So many times this winter, I’ve just wanted to give up. Curl up, fall asleep, and not have to face waking up in the morning. I’m not suggesting I’ve been suicidal. That would have taken energy that I didn’t have. But my brain would run over the litany of failure that is my life, and try in vain to pull the positives from it. And fail. So, I may have wished that some days a bus would run me over, but I’ve not thought to jump under one. I just couldn’t fight it as the dark days drew in, as my body refused to do as I told it, as I felt increasingly driven into a corner by things I couldn’t fight. Things I couldn’t see, touch, or feel, but which were so very real. How could I fight, with nothing much worth fighting for?

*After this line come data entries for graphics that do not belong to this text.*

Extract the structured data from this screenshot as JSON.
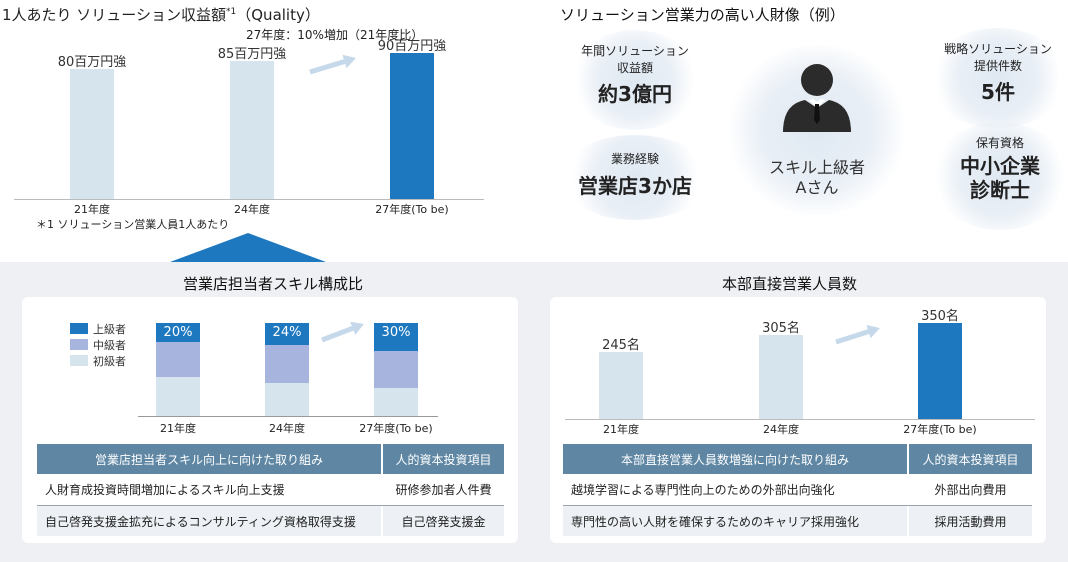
{
  "top_left": {
    "title": "1人あたり ソリューション収益額",
    "title_sup": "*1",
    "title_suffix": "（Quality）",
    "annotation": "27年度：10%増加（21年度比）",
    "footnote": "＊1 ソリューション営業人員1人あたり"
  },
  "top_right": {
    "title": "ソリューション営業力の高い人財像（例）",
    "person_label_line1": "スキル上級者",
    "person_label_line2": "Aさん",
    "attributes": [
      {
        "label_line1": "年間ソリューション",
        "label_line2": "収益額",
        "value": "約3億円"
      },
      {
        "label_line1": "業務経験",
        "label_line2": "",
        "value": "営業店3か店"
      },
      {
        "label_line1": "戦略ソリューション",
        "label_line2": "提供件数",
        "value": "5件"
      },
      {
        "label_line1": "保有資格",
        "label_line2": "",
        "value": "中小企業",
        "value_line2": "診断士"
      }
    ]
  },
  "skill_section": {
    "title": "営業店担当者スキル構成比",
    "legend": [
      "上級者",
      "中級者",
      "初級者"
    ],
    "table_header_left": "営業店担当者スキル向上に向けた取り組み",
    "table_header_right": "人的資本投資項目",
    "rows": [
      {
        "left": "人財育成投資時間増加によるスキル向上支援",
        "right": "研修参加者人件費"
      },
      {
        "left": "自己啓発支援金拡充によるコンサルティング資格取得支援",
        "right": "自己啓発支援金"
      }
    ]
  },
  "staff_section": {
    "title": "本部直接営業人員数",
    "table_header_left": "本部直接営業人員数増強に向けた取り組み",
    "table_header_right": "人的資本投資項目",
    "rows": [
      {
        "left": "越境学習による専門性向上のための外部出向強化",
        "right": "外部出向費用"
      },
      {
        "left": "専門性の高い人財を確保するためのキャリア採用強化",
        "right": "採用活動費用"
      }
    ]
  },
  "colors": {
    "light_bar": "#d6e4ee",
    "target_bar": "#1e78c0",
    "advanced": "#1e78c0",
    "intermediate": "#a7b5de",
    "beginner": "#d6e4ee",
    "arrow": "#c5d9ea",
    "table_header": "#5f87a4"
  },
  "chart_data": [
    {
      "type": "bar",
      "title": "1人あたり ソリューション収益額（Quality）",
      "categories": [
        "21年度",
        "24年度",
        "27年度(To be)"
      ],
      "values": [
        80,
        85,
        90
      ],
      "value_labels": [
        "80百万円強",
        "85百万円強",
        "90百万円強"
      ],
      "unit": "百万円",
      "highlight_index": 2
    },
    {
      "type": "bar",
      "subtype": "stacked-percent",
      "title": "営業店担当者スキル構成比",
      "categories": [
        "21年度",
        "24年度",
        "27年度(To be)"
      ],
      "series": [
        {
          "name": "上級者",
          "values": [
            20,
            24,
            30
          ],
          "labels": [
            "20%",
            "24%",
            "30%"
          ]
        },
        {
          "name": "中級者",
          "values": [
            38,
            40,
            40
          ]
        },
        {
          "name": "初級者",
          "values": [
            42,
            36,
            30
          ]
        }
      ],
      "legend": "top-left"
    },
    {
      "type": "bar",
      "title": "本部直接営業人員数",
      "categories": [
        "21年度",
        "24年度",
        "27年度(To be)"
      ],
      "values": [
        245,
        305,
        350
      ],
      "value_labels": [
        "245名",
        "305名",
        "350名"
      ],
      "highlight_index": 2
    }
  ]
}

But as the nights get shorter again, my energy increases. In fragments, yes. Like the steady drip that builds a stalactite. And actually, I start to see some light, some positives. Some things to fight for.

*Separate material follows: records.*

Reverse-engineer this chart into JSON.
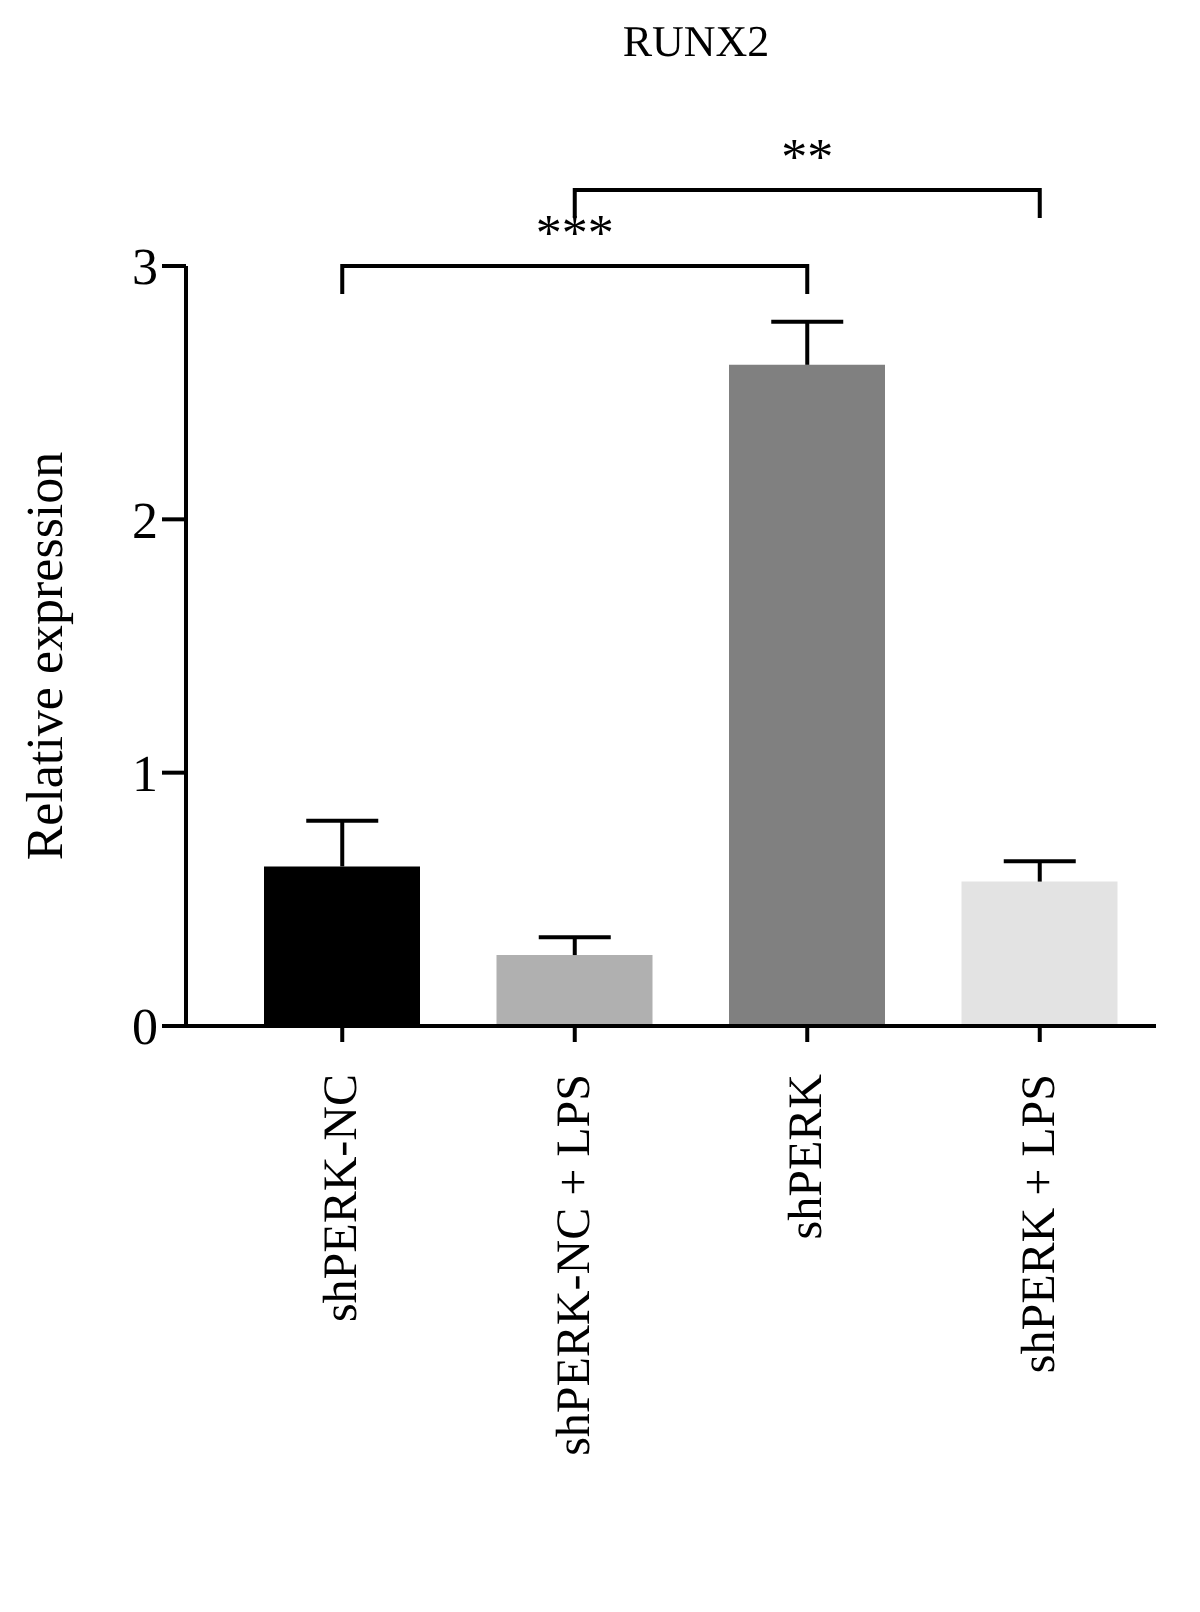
{
  "chart_data": {
    "type": "bar",
    "title": "RUNX2",
    "ylabel": "Relative expression",
    "categories": [
      "shPERK-NC",
      "shPERK-NC + LPS",
      "shPERK",
      "shPERK + LPS"
    ],
    "values": [
      0.63,
      0.28,
      2.61,
      0.57
    ],
    "colors": [
      "#000000",
      "#b0b0b0",
      "#808080",
      "#e3e3e3"
    ],
    "errors": [
      [
        0.63,
        0.81
      ],
      [
        0.28,
        0.35
      ],
      [
        2.61,
        2.78
      ],
      [
        0.57,
        0.65
      ]
    ],
    "ylim": [
      0,
      3
    ],
    "yticks": [
      0,
      1,
      2,
      3
    ],
    "annotations": [
      "***",
      "**"
    ]
  }
}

Sometimes, I just forget to fight. I look in the mirror, and everything just drains out of me as I see the face I don’t recognise stare back at me. I can’t even get to “What do I want?” or “How can I get there?” because I get too tied up in “Who the fuck is that?” Because the answer to the first two questions are where I find something to fight for, not in the last one.
I get on best when I’m fighting. When every nerve, sinew, and muscle in my body is focussed on a goal, on an impossible future. Because then I’m alive. As the nights draw back out again, I’m starting to find my fighting face. I’m starting to put it on, and go out and do things.
That fighting face. That’s what brought me to Changing Faces. That’s what took me to Improv-ing Lives. Something worth fighting for. Because I really, really believe in facial equality. Because I don’t want other people to have to face their own face, and see it as a hurdle or a hindrance or even a stranger. It should be as protected a characteristic for them as gender, as race, as sexuality. And I can’t go out there to people in the same position and say “It gets better” because if I did that, I’d be lying. I’ve not seen it get better. I don’t even know if I will see it get better. But I can push and fight to make it better.
And to do that, to fight it every step of the way, I tack on my charasmatic face. And the more I play that confident, passionate character, a man arguing a case he really believes in, the more I actually come to believe it. My own confidence. And it’s a fight, every stop of the way, against my own self esteem, my own judgement, my own feelings. Because I’m fighting that figure that looks out of the mirror and says “You are beyond repair.” The more I fight that, the more everything else starts to fall into place. The more I can fight against the malaise, against the darkness, against my own frailties which keep rearing their ugly heads. And the easier it is to win.
I have my goals. I have my future. I have my mind. I will not give up.